Jacqueline K. Barton
California Institute of Technology
Dr. Jacqueline K. Barton is a Professor of Chemistry at the California Institute of Technology. She is a native New Yorker. Barton was awarded the Bachelor of Arts degree summa cum laude at Barnard College in 1974 and went on to receive a Ph.D. in Inorganic Chemistry at Columbia University in 1979 in the laboratory of S. J. Lippard. After a postdoctoral fellowship at Bell Laboratories and Yale University in the laboratory of R. G. Shulman, she became an assistant professor of Chemistry and Biochemistry at Hunter College, City University of New York. In 1983 she returned to Columbia University, becoming an associate professor of Chemistry and Biological Science in 1985 and professor in 1986. In the fall of 1989, she assumed her present position at Caltech.
Dr. Barton has received numerous awards. These include the Alan T. Waterman Award of the National Science Foundation (1985), awarded to the outstanding young scientist in the United States, and the American Chemical Society (ACS) Award in Pure Chemistry (1988). She has also received the ACS Eli Lilly Award in Biological Chemistry (1987), the ACS Baekeland Medal (1991), the Fresenius Award (1986), the ACS Garvan Medal (1992) and the Mayor of New York’s Award of Honor in Science and Technology (1988). She was a fellow of the Sloan Foundation, a Dreyfus Teacher-Scholar, and an NSF Presidential Young Investigator.

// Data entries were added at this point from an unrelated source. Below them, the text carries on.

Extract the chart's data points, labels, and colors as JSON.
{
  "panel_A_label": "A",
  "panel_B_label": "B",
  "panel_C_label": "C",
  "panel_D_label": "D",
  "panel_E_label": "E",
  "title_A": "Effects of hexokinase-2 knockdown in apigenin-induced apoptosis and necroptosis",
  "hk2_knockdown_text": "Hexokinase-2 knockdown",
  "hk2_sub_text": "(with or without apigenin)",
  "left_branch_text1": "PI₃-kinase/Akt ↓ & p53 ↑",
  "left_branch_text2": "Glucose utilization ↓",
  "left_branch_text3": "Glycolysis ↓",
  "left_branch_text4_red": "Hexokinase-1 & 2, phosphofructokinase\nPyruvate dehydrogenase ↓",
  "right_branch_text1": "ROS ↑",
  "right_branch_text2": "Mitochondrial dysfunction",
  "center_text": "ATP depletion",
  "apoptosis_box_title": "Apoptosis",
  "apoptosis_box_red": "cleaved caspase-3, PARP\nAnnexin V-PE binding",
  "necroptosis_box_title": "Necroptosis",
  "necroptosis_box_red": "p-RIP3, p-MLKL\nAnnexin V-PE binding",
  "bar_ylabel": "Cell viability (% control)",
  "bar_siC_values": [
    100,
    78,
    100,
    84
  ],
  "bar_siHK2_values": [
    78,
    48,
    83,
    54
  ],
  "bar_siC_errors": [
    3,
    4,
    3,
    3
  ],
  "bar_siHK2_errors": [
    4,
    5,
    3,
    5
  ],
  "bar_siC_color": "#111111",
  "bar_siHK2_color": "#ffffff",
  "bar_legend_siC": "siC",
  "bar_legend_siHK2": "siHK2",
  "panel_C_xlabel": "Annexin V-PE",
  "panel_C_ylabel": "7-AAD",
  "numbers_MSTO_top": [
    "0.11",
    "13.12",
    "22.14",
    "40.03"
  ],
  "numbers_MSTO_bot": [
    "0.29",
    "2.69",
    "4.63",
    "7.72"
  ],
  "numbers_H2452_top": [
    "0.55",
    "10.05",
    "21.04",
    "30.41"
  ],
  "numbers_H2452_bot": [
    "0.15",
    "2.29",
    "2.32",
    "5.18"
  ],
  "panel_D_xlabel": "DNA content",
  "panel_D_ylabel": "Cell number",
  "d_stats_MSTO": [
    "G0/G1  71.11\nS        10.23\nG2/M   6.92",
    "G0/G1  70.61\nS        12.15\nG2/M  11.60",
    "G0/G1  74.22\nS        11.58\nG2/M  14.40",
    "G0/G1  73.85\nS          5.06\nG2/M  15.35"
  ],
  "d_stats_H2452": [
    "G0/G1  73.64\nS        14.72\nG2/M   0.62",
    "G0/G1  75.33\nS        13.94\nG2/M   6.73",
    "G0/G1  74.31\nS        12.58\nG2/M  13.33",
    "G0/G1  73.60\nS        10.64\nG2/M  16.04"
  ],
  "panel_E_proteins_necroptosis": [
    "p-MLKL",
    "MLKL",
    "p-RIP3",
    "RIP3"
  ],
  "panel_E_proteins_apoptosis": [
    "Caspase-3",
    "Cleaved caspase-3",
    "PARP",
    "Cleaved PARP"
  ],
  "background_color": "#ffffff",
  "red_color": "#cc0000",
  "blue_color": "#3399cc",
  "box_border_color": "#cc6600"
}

She is a recipient of a prestigious MacArthur Foundation Fellowship (1991) and she has been elected a member of the American Academy of Arts and Sciences (1991). She has received several honorary degrees and university medals, including the 1992 Columbia University Medal of Excellence. She has, in addition, served the chemical community through her participation in a wide range of governmental and industrial boards and advisory committees.
Dr. Barton’s research has focused on designing transition metal complexes which target and probe specific sites along DNA and RNA. Using chiral coordination complexes, matching their shapes, symmetries, and functionalities to sites along the strand, she has developed complexes which recognize nucleic acid sites with high specificity. These synthetic transition metal complexes have been useful in exploring principles in molecular recognition, as mimics for gene regulatory proteins, as photophysical and photochemical probes of nucleic acids, and in exploring reactions on nucleic acids such as electron transfer chemistry.
Tuesday, May 2, 1995
The Athenaeum
California Institute of Technology
“Metal Complexes and DNA: Recognition and Reaction”
Abstract: Transition metal complexes have been designed which bind DNA by intercalation in the major groove. These complexes provide useful tools to explore site-specific recognition of DNA and to probe DNA-mediated reactions. Rhodium complexes have been prepared which bind DNA sites with affinities and sequence-specificities rivaling DNA-binding proteins. Rutherium and osmium complexes serve as molecular light switches for DNA, luminescing upon intercalation in the helix. Together, these rutherium and rhodium complexes have been applied to explore long range electron transfer chemistry mediated by the DNA r-stack. Hence, coordination chemistry provides a rich variety of tools to probe the DNA helix, both its specific structure and reactions.